Tiger sind bankrott

Auf dem Höhepunkt der Spekulationsblasen nannte man Estland, Lettland und Litauen die „Baltischen Tiger“. Mit Spekulationsgeld blühte die dortige Steuersparindustrie. Doch mit der Wirtschaftskrise war der Traum vorbei – und während die EU-Wirtschaft angeblich um 4,8 Prozent im zweiten Quartal wuchs, verzeichneten die drei Länder Riesen-Verluste: Estlands Wirtschaft schrumpfte gegenüber dem Vorjahr um 16,6 Prozent, Lettlands um 18,2 Prozent und Litauens um 22,6 Prozent – weit mehr als etwa die osteuropäischen Problemländer Rumänien und Ungarn.

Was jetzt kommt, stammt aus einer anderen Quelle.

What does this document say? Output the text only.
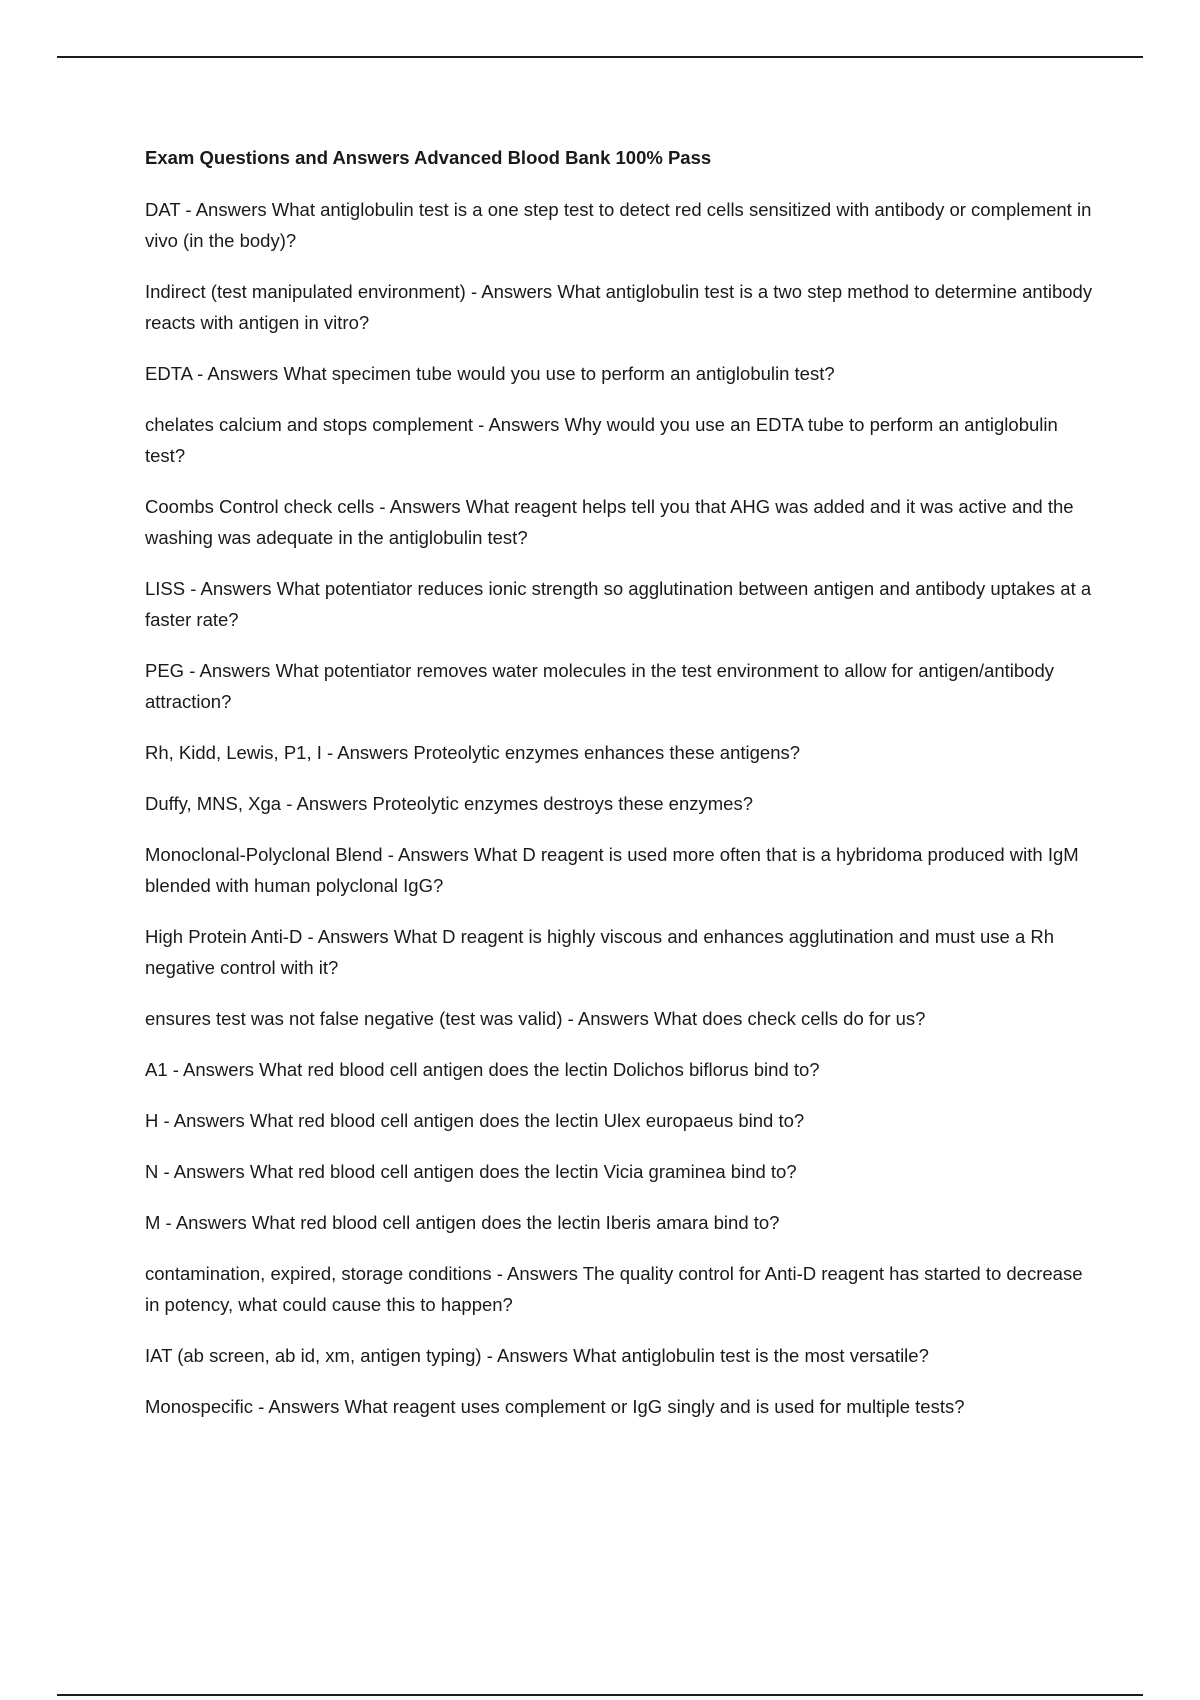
Exam Questions and Answers Advanced Blood Bank 100% Pass
DAT - Answers What antiglobulin test is a one step test to detect red cells sensitized with antibody or complement in vivo (in the body)?
Indirect (test manipulated environment) - Answers What antiglobulin test is a two step method to determine antibody reacts with antigen in vitro?
EDTA - Answers What specimen tube would you use to perform an antiglobulin test?
chelates calcium and stops complement - Answers Why would you use an EDTA tube to perform an antiglobulin test?
Coombs Control check cells - Answers What reagent helps tell you that AHG was added and it was active and the washing was adequate in the antiglobulin test?
LISS - Answers What potentiator reduces ionic strength so agglutination between antigen and antibody uptakes at a faster rate?
PEG - Answers What potentiator removes water molecules in the test environment to allow for antigen/antibody attraction?
Rh, Kidd, Lewis, P1, I - Answers Proteolytic enzymes enhances these antigens?
Duffy, MNS, Xga - Answers Proteolytic enzymes destroys these enzymes?
Monoclonal-Polyclonal Blend - Answers What D reagent is used more often that is a hybridoma produced with IgM blended with human polyclonal IgG?
High Protein Anti-D - Answers What D reagent is highly viscous and enhances agglutination and must use a Rh negative control with it?
ensures test was not false negative (test was valid) - Answers What does check cells do for us?
A1 - Answers What red blood cell antigen does the lectin Dolichos biflorus bind to?
H - Answers What red blood cell antigen does the lectin Ulex europaeus bind to?
N - Answers What red blood cell antigen does the lectin Vicia graminea bind to?
M - Answers What red blood cell antigen does the lectin Iberis amara bind to?
contamination, expired, storage conditions - Answers The quality control for Anti-D reagent has started to decrease in potency, what could cause this to happen?
IAT (ab screen, ab id, xm, antigen typing) - Answers What antiglobulin test is the most versatile?
Monospecific - Answers What reagent uses complement or IgG singly and is used for multiple tests?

Jetzt rächt sich, dass die drei „Tiger“ voll auf marktradikale Rezepte setzten – und praktisch ihre ganzen Sozialversicherungssysteme privatisierten. Deswegen – und weil der internationale Währungsfonds, in alter, schlechter Traditition Krisen-Geld nur mit neoliberalen Zwangsrezepten verleiht – sparen die baltischen Staaten ihre öffentlichen Haushalte jetzt zu Tode: Lehrer und Staatsbedienstete werden entlassen, die Löhne kräftig gekürzt und Rentner in Armut getrieben. Zum Dank müssen die drei Länder ihr Geld für Höchst-Zinsen an einem Kapitalmarkt besorgen, wo sie von Rating-Agenturen herabgestuft wurden. Das alles dürfte die Deflation in diesen Ländern kräftig anheizen: Denn die Sparrezepte sind dieselben wie in den 30er-Jahren als Reichskanzler Brüning Krisen-Deutschland kaputtsparte – solange bis die Nazis an der Macht waren.